Asia Needs to Navigate the Uncertain Global Environment and Build Inclusive Growth, Says the IMF’s Asia-Pacific Regional Economic Outlook
Asian countries have taken comprehensive reforms over the past decade to strengthen their financial, corporate and public sector balance sheets that are now providing strong buffers for the renewed global uncertainties. Thus, if the downside risks to the global outlook were to materialize, the IMF says that Asian economies have the scope to reverse course and use a range of measures to cushion the impact on economic activity, as many did in response to the global crisis in 2008.
Looking ahead, the crisis in advanced economies is a reminder of the need for Asia to now make further progress with economic rebalancing and develop stronger domestic engines of growth. In addition to structural reforms, this would require a reprioritization of fiscal spending, in order to create fiscal space for critical infrastructure investment and social priority expenditure.
Despite fast growth and progress in poverty reduction, income inequality in Asia has increased over the last decade — and by more than it has done in other regions. Key elements of a strategy to reduce the share of vulnerable households in Asia would include better social safety nets and more investment in health and education. Here the report suggests that measures that would help increase domestic demand over time, and make the region more resilient to external shocks, would also help to make growth in Asia more “inclusive.”
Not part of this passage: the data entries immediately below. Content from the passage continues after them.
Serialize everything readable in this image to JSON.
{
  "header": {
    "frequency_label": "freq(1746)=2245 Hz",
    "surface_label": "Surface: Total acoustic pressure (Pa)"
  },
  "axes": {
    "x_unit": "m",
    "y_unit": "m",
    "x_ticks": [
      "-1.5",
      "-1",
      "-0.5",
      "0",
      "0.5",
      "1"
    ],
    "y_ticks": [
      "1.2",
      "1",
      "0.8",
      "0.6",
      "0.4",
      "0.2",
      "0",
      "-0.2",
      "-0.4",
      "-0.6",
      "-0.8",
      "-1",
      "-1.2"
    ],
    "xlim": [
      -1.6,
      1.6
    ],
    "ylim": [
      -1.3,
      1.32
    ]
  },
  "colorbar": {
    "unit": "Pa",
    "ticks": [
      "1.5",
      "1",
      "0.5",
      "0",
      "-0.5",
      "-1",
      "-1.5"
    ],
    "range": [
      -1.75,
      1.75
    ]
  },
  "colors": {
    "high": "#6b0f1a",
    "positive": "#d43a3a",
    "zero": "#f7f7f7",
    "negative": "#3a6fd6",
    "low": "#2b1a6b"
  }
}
In sum, economies in the Asia Pacific region are still expected to continue growing at solid rates. However, downside risks from a weakening global economy have greatly intensified and underscore the need to shift the growth model for Asia. In the near-term, policy makers face the challenging task of navigating opposing risks to growth and financial stability amid a highly uncertain global environment, and a pause in monetary tightening may be warranted in some countries until such uncertainties have lessened. Looking farther ahead, strengthening Asia’s domestic sources of growth and making growth more inclusive are key to increase economic resilience over the medium-term.